During quarantine, you’ve been doing the digital “Hootenanny” series. What does this offer for you personally or creatively?

You know, I love television. I grew up – I mean, TV raised me. It’s so funny that I would turn to folk music having been raised by TV and having been super into pop music as a little kid. I wanted to be like – I totally wanted to be Pee-Wee Herman but I got onto Grand Ole Opry. And Mr. Rogers, I just loved Mr. Rogers. So, somewhere between Roy Acuff, Pee-Wee Herman and Mr. Rogers is me. And I’m using the show to sort of explore that part of me – you know, because as, like, a busker, a lot of my attitudes and performance pace on the Hootenanny comes straight from being a busker. And it’s all about talking louder than the traffic, it’s about trying to keep people’s attention that are walking by. It’s about not letting technical difficulties, because there are so many of them in a self-isolation live stream, trying to move through those things. So, it’s just been a great little challenge to see what I’m made of. I also, as a writer, I learned so much from Garrison Keillor, I love that show so much as a kid, he’s probably in the mix, too.

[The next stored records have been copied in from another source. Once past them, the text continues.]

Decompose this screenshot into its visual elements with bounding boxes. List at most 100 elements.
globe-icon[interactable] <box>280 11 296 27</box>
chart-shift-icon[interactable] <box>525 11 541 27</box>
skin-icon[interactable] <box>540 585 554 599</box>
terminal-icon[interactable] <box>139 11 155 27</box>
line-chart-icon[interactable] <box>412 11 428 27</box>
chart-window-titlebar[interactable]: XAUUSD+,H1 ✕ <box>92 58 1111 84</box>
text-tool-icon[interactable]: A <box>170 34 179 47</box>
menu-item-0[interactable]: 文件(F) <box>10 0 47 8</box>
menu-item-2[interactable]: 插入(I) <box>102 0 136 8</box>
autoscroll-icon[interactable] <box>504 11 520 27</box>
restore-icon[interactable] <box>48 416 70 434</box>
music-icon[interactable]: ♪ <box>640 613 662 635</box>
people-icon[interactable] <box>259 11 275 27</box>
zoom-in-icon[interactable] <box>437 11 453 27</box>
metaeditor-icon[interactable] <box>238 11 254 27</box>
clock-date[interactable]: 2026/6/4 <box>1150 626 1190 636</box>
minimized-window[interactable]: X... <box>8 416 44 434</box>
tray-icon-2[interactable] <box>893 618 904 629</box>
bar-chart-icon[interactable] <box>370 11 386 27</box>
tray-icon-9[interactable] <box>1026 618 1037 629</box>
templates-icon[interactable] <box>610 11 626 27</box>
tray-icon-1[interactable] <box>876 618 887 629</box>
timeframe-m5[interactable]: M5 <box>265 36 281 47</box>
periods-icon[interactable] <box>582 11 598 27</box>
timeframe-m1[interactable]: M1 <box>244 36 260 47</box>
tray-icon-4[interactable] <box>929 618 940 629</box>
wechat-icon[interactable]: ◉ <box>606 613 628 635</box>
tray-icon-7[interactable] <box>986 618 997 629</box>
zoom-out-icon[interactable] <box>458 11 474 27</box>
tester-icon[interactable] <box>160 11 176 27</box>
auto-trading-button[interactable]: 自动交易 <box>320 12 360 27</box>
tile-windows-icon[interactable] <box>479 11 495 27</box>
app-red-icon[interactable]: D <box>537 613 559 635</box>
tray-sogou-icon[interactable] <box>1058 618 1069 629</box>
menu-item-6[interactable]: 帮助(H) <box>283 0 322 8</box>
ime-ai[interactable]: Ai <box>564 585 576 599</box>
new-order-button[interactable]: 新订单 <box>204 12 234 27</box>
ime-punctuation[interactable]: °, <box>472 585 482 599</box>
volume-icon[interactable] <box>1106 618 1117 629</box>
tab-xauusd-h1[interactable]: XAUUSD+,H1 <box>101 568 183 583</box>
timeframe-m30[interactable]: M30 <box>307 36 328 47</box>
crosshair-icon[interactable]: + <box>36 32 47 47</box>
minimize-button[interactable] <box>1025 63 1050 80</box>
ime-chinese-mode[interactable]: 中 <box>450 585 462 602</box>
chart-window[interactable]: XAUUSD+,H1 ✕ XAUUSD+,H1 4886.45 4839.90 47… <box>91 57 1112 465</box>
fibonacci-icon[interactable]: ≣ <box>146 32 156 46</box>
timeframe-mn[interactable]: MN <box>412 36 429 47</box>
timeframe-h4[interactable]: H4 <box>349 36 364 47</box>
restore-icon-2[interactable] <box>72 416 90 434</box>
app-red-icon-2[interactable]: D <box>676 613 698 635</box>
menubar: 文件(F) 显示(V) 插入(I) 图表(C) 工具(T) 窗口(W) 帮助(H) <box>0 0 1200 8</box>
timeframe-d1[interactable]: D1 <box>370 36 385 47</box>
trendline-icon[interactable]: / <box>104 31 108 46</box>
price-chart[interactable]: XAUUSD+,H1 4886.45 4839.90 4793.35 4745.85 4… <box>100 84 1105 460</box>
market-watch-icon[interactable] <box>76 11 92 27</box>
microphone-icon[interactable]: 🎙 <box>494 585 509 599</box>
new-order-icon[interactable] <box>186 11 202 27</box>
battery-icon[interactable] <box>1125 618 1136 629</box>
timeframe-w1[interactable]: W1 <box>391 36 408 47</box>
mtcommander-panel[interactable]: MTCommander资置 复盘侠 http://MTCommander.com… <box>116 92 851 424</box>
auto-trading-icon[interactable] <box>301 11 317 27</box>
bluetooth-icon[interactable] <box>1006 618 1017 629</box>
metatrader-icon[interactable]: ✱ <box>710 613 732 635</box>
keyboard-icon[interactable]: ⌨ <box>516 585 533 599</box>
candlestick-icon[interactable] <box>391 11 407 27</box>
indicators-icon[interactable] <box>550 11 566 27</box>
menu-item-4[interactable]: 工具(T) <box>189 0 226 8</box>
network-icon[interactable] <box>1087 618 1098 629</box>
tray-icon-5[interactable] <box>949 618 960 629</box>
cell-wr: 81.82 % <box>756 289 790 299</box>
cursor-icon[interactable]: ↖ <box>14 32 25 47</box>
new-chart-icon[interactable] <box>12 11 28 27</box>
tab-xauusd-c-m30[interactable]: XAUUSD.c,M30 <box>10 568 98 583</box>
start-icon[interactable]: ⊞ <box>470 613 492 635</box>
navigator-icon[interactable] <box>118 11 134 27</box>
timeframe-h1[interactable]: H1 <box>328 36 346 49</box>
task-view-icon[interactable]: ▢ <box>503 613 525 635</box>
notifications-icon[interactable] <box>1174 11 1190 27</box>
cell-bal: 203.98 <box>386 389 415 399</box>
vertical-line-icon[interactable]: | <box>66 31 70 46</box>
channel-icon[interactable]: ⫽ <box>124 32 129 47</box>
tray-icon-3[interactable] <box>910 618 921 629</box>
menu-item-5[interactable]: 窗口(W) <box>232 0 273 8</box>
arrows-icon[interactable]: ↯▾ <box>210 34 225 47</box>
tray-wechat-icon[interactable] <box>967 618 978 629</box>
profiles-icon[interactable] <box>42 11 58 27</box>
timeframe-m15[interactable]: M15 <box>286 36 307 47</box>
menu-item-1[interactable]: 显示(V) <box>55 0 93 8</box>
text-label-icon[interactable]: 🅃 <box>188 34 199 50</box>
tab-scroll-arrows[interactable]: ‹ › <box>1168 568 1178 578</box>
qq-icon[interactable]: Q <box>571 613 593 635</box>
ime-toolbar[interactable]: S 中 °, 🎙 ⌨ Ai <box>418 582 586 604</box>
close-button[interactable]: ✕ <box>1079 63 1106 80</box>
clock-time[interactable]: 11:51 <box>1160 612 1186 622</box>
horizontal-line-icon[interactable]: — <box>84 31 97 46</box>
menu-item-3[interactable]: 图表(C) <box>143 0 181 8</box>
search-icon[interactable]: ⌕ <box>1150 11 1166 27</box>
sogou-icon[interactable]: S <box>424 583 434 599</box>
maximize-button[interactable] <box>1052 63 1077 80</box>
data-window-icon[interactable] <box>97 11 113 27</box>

And you have a new video out today for the new song, “Quarantine.” Did you record that all on your own?

We went into the studio, like, maybe day three of the national quarantine. Like, March 11th, or something. To record my tornado song with Molly Tuttle, who was there. And I said, “Thanks for coming out and doing this for us.” And she said, “Yeah, I feel like after I leave here, I’m probably not going to see anybody for a really long time.” And that’s been the case. So, I think we got it in right when it was still appropriate to make a flash recording together. But it was just for us and we added a lot of other people who had already taken to the quarantine. The song is really sort of about that video. That’s what I thought brought it all together, like, what kind of art can you make in isolation? It turns out you can have a pretty good time.

Last question: what do you love about the medium of song?

I guess it just goes back to being a kid and hearing those jingles that made you feel like being a human was the greatest thing possible. Your ear was just burning with joy and wonder.